The legislation outline is as follows:
1. Require plastic producers to take responsibility for collecting and recycling materials: Producers currently relying on plastic and other covered materials to deliver their products to the market will be required to design, manage, and finance programs to process any waste that would normally land in the natural environment. The legislation will encourage producers to cooperate with those who produce similar products to take responsibility for their waste and implement cleanup programs with Environmental Protection Agency approval. Producers will cover the costs of waste management and cleanup, as well as awareness raising measures for covered materials, which includes packaging and consumer paper products, regardless of the recyclability, compostability, and type of material; printed paper; bio-based products; tobacco products, including filtered cigarettes; and fishing gear.
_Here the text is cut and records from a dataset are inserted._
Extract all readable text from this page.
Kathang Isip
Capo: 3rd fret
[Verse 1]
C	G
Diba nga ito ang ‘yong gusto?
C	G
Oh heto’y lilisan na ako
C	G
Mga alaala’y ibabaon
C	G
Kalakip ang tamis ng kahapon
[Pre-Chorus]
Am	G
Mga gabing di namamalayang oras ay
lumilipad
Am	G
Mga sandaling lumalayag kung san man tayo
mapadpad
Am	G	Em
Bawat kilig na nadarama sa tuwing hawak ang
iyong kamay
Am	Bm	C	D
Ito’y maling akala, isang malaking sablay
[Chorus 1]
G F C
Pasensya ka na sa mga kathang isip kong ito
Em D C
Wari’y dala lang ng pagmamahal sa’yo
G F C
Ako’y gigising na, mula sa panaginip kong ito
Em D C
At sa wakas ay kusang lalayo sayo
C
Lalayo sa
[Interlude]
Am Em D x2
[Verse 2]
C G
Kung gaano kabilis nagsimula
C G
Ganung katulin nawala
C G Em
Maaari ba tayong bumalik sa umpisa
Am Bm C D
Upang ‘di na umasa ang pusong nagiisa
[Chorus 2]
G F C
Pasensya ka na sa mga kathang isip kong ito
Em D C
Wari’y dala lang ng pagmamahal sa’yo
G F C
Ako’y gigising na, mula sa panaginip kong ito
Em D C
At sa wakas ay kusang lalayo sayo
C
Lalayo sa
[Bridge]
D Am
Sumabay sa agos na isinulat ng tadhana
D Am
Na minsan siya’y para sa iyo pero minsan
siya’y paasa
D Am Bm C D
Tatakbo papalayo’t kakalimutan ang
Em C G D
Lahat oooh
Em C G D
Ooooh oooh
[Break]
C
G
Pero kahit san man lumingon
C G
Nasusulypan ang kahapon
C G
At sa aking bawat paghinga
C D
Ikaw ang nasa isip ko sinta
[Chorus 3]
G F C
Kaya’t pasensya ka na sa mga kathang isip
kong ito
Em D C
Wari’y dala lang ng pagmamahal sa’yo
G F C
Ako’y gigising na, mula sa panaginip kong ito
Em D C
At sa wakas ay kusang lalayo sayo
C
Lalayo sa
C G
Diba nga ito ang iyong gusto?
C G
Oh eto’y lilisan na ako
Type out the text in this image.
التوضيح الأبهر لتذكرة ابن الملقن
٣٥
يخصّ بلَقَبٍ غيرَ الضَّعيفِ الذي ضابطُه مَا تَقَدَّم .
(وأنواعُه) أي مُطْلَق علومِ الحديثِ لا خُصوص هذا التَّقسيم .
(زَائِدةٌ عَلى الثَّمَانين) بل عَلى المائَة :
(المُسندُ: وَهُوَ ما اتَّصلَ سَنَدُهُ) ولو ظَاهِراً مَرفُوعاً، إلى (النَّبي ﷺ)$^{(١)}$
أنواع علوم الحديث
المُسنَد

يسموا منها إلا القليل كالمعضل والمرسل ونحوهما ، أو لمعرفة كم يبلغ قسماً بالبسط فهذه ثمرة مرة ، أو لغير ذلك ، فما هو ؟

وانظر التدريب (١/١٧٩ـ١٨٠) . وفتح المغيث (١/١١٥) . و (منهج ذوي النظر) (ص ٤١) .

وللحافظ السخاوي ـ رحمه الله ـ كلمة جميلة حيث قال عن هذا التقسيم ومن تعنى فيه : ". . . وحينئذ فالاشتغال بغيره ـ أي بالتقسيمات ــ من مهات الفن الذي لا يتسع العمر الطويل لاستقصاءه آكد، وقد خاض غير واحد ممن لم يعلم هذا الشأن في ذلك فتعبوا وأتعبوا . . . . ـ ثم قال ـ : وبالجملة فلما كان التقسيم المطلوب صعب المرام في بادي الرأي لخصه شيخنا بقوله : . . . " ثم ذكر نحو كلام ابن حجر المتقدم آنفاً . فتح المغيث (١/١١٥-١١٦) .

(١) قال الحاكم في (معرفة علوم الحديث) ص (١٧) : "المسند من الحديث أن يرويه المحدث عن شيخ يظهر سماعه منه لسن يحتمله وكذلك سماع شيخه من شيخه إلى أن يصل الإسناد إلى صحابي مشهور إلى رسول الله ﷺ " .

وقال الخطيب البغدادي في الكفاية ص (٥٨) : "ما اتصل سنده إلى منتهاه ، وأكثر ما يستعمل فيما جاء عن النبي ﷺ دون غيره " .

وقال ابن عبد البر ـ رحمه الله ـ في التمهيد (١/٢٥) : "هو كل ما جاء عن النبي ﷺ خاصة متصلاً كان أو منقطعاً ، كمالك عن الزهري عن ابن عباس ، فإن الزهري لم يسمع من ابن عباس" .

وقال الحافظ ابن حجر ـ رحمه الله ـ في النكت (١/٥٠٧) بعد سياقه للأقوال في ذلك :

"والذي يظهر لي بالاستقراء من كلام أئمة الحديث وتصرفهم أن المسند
2. Require nationwide container deposits: The legislation will institute a 10-cent national deposit requirement for all beverage containers, regardless of material, to be refunded to customers when they return containers. Any unclaimed refunds will go to beverage producers to offset investments in nationwide collection and recycling infrastructure. This legislation encourages states that have already implemented similar initiatives to continue their current systems if they match the federal requirements.
3. Ban certain pollutant products: Beginning in January 2022, the most common single-use plastic products that pollute our environment will be banned from sale and distribution. The ban will apply to lightweight plastic carryout bags, food and drinkware from expanded polystyrene, cutlery, plates, straws, drink stirrers, and cotton buds, with exceptions for persons with disabilities.
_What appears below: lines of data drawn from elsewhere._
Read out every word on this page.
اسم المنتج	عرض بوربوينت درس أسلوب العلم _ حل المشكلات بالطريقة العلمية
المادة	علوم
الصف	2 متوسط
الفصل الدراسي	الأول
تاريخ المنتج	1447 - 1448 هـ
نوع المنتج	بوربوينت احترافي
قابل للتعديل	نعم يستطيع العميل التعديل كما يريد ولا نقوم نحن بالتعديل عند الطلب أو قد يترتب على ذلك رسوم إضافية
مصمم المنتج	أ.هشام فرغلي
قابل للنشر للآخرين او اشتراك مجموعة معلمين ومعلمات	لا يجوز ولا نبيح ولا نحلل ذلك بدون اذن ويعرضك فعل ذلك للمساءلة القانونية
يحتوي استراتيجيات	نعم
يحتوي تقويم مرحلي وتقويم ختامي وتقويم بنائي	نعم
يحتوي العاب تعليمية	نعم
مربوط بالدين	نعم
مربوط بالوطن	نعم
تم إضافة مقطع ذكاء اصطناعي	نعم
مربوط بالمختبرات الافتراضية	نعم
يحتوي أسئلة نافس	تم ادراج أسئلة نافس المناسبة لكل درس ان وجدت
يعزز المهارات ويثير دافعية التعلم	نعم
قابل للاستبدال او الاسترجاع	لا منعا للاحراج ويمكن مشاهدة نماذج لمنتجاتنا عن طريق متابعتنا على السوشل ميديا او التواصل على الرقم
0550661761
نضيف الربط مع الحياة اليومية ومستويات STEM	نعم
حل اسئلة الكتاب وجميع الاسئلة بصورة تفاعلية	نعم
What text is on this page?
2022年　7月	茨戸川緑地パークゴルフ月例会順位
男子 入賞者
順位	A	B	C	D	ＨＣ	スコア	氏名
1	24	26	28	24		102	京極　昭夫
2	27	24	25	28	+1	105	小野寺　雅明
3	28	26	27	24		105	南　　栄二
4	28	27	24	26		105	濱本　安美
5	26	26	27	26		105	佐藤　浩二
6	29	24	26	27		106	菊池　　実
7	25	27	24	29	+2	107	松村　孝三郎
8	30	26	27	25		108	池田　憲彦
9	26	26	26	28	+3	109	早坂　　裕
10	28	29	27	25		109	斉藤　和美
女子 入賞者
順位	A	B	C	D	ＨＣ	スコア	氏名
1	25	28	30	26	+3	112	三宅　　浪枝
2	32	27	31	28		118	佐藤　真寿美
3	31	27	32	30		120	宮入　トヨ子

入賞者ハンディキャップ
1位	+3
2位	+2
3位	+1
4. Carryout bag fee: The legislation would impose a fee on the distribution of non-reusable carryout bags, which would fund litter cleanup and recycling infrastructure.
5. New minimum recycled content requirement: Containers will be required to include an increasing percentage of recycled content in their manufacture before entering the market.
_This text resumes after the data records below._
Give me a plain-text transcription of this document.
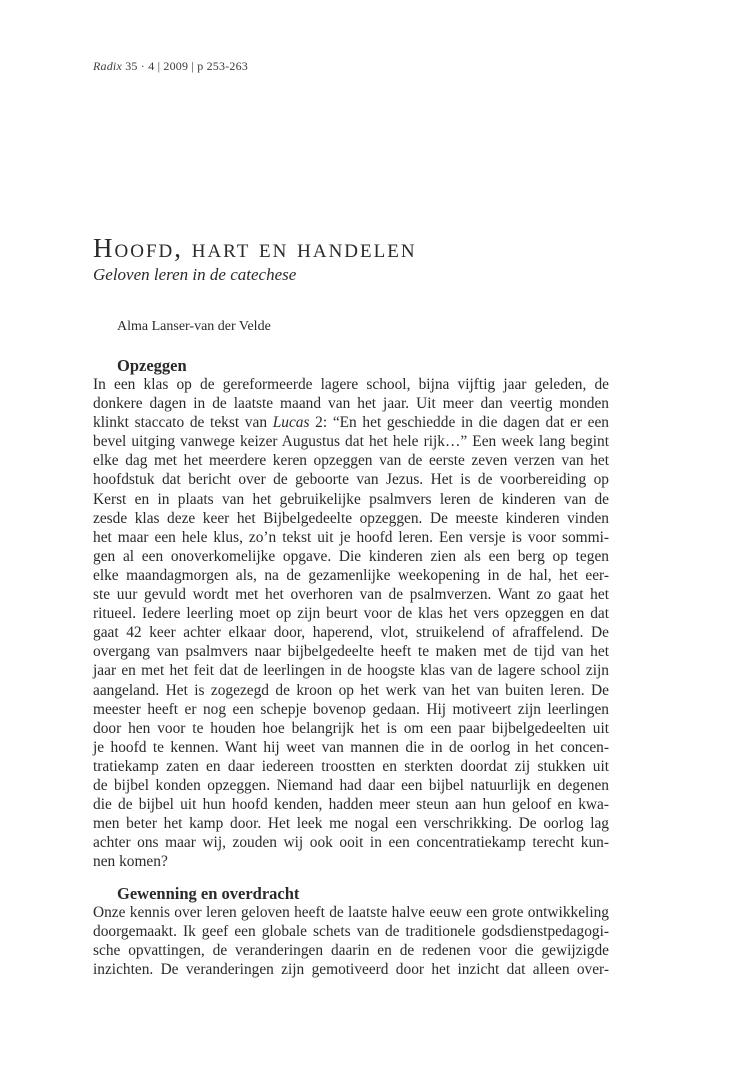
Radix 35 · 4 | 2009 | p 253-263
Hoofd, hart en handelen
Geloven leren in de catechese
Alma Lanser-van der Velde
Opzeggen
In een klas op de gereformeerde lagere school, bijna vijftig jaar geleden, de
donkere dagen in de laatste maand van het jaar. Uit meer dan veertig monden
klinkt staccato de tekst van Lucas 2: “En het geschiedde in die dagen dat er een
bevel uitging vanwege keizer Augustus dat het hele rijk…” Een week lang begint
elke dag met het meerdere keren opzeggen van de eerste zeven verzen van het
hoofdstuk dat bericht over de geboorte van Jezus. Het is de voorbereiding op
Kerst en in plaats van het gebruikelijke psalmvers leren de kinderen van de
zesde klas deze keer het Bijbelgedeelte opzeggen. De meeste kinderen vinden
het maar een hele klus, zo’n tekst uit je hoofd leren. Een versje is voor sommi-
gen al een onoverkomelijke opgave. Die kinderen zien als een berg op tegen
elke maandagmorgen als, na de gezamenlijke weekopening in de hal, het eer-
ste uur gevuld wordt met het overhoren van de psalmverzen. Want zo gaat het
ritueel. Iedere leerling moet op zijn beurt voor de klas het vers opzeggen en dat
gaat 42 keer achter elkaar door, haperend, vlot, struikelend of afraffelend. De
overgang van psalmvers naar bijbelgedeelte heeft te maken met de tijd van het
jaar en met het feit dat de leerlingen in de hoogste klas van de lagere school zijn
aangeland. Het is zogezegd de kroon op het werk van het van buiten leren. De
meester heeft er nog een schepje bovenop gedaan. Hij motiveert zijn leerlingen
door hen voor te houden hoe belangrijk het is om een paar bijbelgedeelten uit
je hoofd te kennen. Want hij weet van mannen die in de oorlog in het concen-
tratiekamp zaten en daar iedereen troostten en sterkten doordat zij stukken uit
de bijbel konden opzeggen. Niemand had daar een bijbel natuurlijk en degenen
die de bijbel uit hun hoofd kenden, hadden meer steun aan hun geloof en kwa-
men beter het kamp door. Het leek me nogal een verschrikking. De oorlog lag
achter ons maar wij, zouden wij ook ooit in een concentratiekamp terecht kun-
nen komen?
Gewenning en overdracht
Onze kennis over leren geloven heeft de laatste halve eeuw een grote ontwikkeling
doorgemaakt. Ik geef een globale schets van de traditionele godsdienstpedagogi-
sche opvattingen, de veranderingen daarin en de redenen voor die gewijzigde
inzichten. De veranderingen zijn gemotiveerd door het inzicht dat alleen over-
6. Protect existing state action: The bill would protect state and local governments to enact more stringent standards, requirements, and additional product bans.
7. Moratorium on new plastic facilities: The legislation will give environmental agencies the time needed to investigate the cumulative impacts of new plastic-producing facilities on the air, water, and climate. The legislation would also update EPA regulations to reduce factory-produced plastic contamination in waterways and direct the EPA to update existing Clean Air and Clean Water Act emissions standards to ensure that plastic-producing facilities integrate the latest technology to prevent further pollution.
“Today we face a global plastic pollution crisis that threatens our waterways, wildlife, and public health,” adds Lowenthal. “The amount of plastic waste in our communities and the oceans is evidence of the urgent need to tackle this issue, an effort in which the United States is currently lagging. The European Union, Canada, and even India and China are taking bold actions to address this growing crisis. There is currently no incentive in this country to reduce and reuse plastic, or for producers to use recycled plastics. That is why the legislation I am introducing with Senator Udall is so important. The financial burden of cleaning up pollution should not be borne by taxpayers alone. The manufactures and companies who sell the products must be held accountable for the end use of their products.”
The comment submission instructions are as follow:
· All are invited to submit comments and direct edits to the discussion draft.
· Download the discussion draft here.
· Include your name and/or organization on page 1 of the document.
· Save the document as your name and/or organization.
· Comments or modifications to the original document will appear in red in Track Changes mode.
· More substantive comments can be added with the “New Comment” feature embedded in the document to reference specific sections of the draft.